Seborrheic keratoses (SKs) are benign epidermal excrescences that exhibit a variety of colors and finishes. Varying greatly in size, the typical SK is about a centimeter in diameter, papular to nodular, and tan to grayish brown, with a rough, friable surface. Though little (if any) evidence proves that sun causes them, they tend to appear on the sun-exposed skin of patients ages 50 and older. However, I’ve seen them on patients in their 30s. SKs larger than 10 cm are not unusual, especially on the mid-trunk.
Not everyone develops as many lesions as this patient, but multiple SKs are the rule rather than the exception. Many patients mislabel them as “age spots,” “liver spots,” or “barnacles.” But just as many know that development of SKs is probably hereditary in nature; patients often recall seeing them on their parents or grandparents. Hardly anyone is pleased when they appear, though they are an inevitable consequence of aging for most of us.
The provider’s role, of course, is to distinguish benign from malignant, and that task isn’t always easy. But there are ways to make sure an SK is just that, and not something dangerous.
First of all, anytime you see a multitude of similar lesions that have been present, unchanged, for extended periods on older patients, it’s likely they’re benign.
Next, the “stuck-on” (epidermal) nature of SKs is a very reassuring sign of benignancy. SKs are rough, warty, and dry and clearly develop on the surface of the skin. Their appearance is in sharp contrast to the intradermal nature of, say, melanoma, which may have a raised portion (though at least 80% of melanomas are essentially flat) but cannot be scraped off. Patients will often comment that they’re able to peel SKs off with minor trauma, something one cannot do to a malignant lesion.

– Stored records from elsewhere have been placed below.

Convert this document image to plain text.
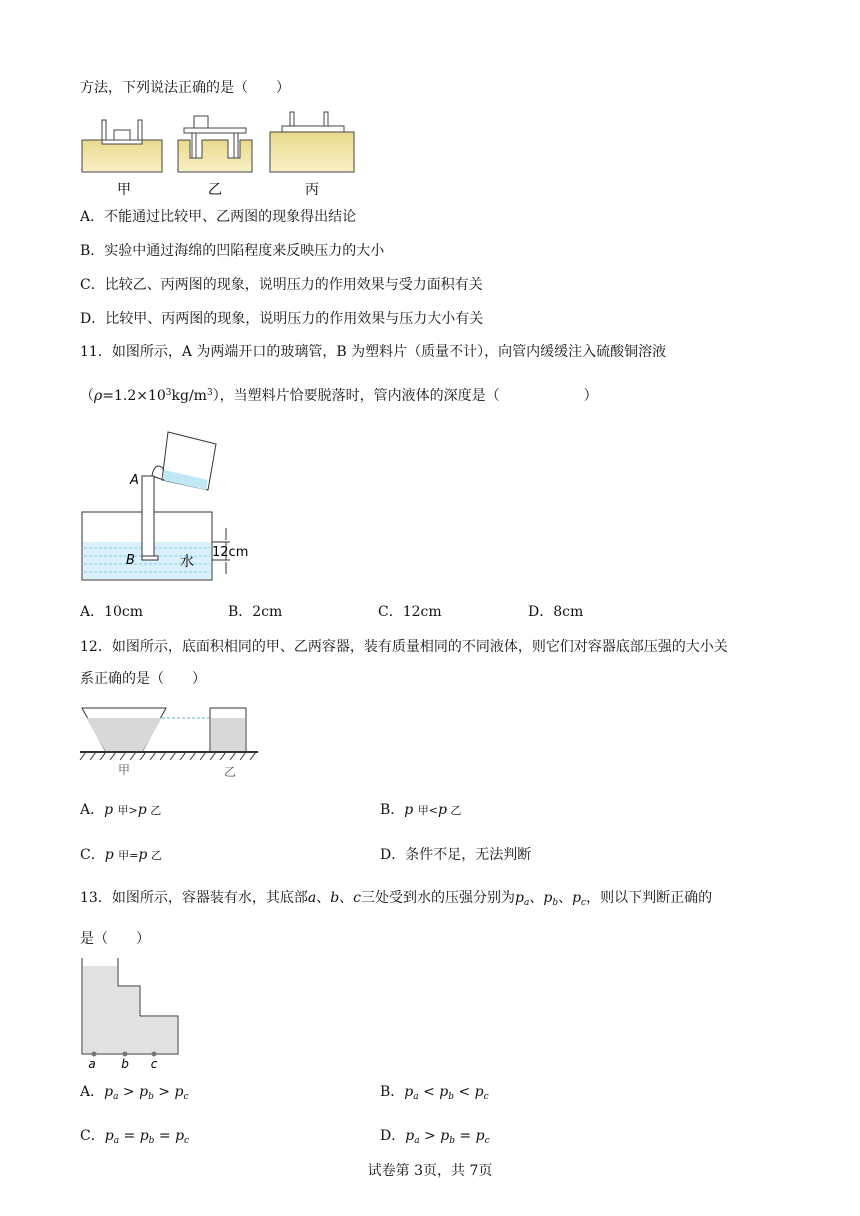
方法，下列说法正确的是（　　）
甲	乙	丙
A．不能通过比较甲、乙两图的现象得出结论
B．实验中通过海绵的凹陷程度来反映压力的大小
C．比较乙、丙两图的现象，说明压力的作用效果与受力面积有关
D．比较甲、丙两图的现象，说明压力的作用效果与压力大小有关
11．如图所示，A 为两端开口的玻璃管，B 为塑料片（质量不计），向管内缓缓注入硫酸铜溶液
$(\rho=1.2\times 10^3kg/m^3)$，当塑料片恰要脱落时，管内液体的深度是（　　　　　　）
A
B	水
12cm
A．10cm	B．2cm	C．12cm	D．8cm
12．如图所示，底面积相同的甲、乙两容器，装有质量相同的不同液体，则它们对容器底部压强的大小关
系正确的是（　　）
甲	乙
A．p 甲>p 乙	B．p 甲<p 乙
C．p 甲=p 乙	D．条件不足，无法判断
13．如图所示，容器装有水，其底部a、b、c三处受到水的压强分别为$p_a$、$p_b$、$p_c$，则以下判断正确的
是（　　）
a b c
A．$p_a > p_b > p_c$	B．$p_a < p_b < p_c$
C．$p_a = p_b = p_c$	D．$p_a > p_b = p_c$
试卷第 3页，共 7页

Third, on close inspection of SKs, tiny comedone-like pores can be seen scattered over their surface, a feature accentuated by application of liquid nitrogen (which is thus diagnostic as well as therapeutic).
Finally, the application of liquid nitrogen also highlights another indication of the benignancy of SKs: Since SKs have almost no superficial vasculature, they are relatively cool, and when treated with liquid nitrogen, the white color that results persists for several seconds longer than in normal well-vascularized skin or in most melanomas.
This may sound like trivia to the unwary. Unfortunately, there is no rule that says a melanoma cannot develop in the midst of numerous SKs, or even concurrent with an SK. So it does pay to “stay awake” while freezing SKs.
SKs are common on the trunk, arms (especially the triceps), face, scalp, and legs. On the latter, which have fewer oil glands, SKs tend to be drier and whiter. On the face, where sebum is relatively abundant, SKs can be quite dark and shiny. SKs are also relatively common on areas that never see the sun, such as genitals, but they spare the palms and soles, preferring the company of hair follicles.
Biopsy is often required to rule out the other items in the differential, such as melanoma, pigmented basal cell carcinoma, Bowen’s disease, angiokeratoma, and warts.
TAKE-HOME LEARNING POINTS
1. Seborrheic keratoses (SKs) are, by far, the most common benign skin lesions seen in dermatology.
2. The fact that they appear in large numbers speaks loudly to their benignancy, other things being equal (older patient, sun-exposed skin, unchanging nature).
3. The color of SKs can vary a great deal—from orange to brown, gray, or tan to black—in part related to their location.
4. Liquid nitrogen treatment is not only highly effective in treating SKs, but serves as a useful diagnostic tool in two ways: First, it highlights the surface pore-like structures, called horn pseudocysts, which are pathognomic for SKs. Second, the frozen SK stays white considerably longer than relatively well-vascularized normal skin or melanoma, which thaw almost instantly.
5. When in doubt, a deep shave biopsy (“saucerization”) is indicated.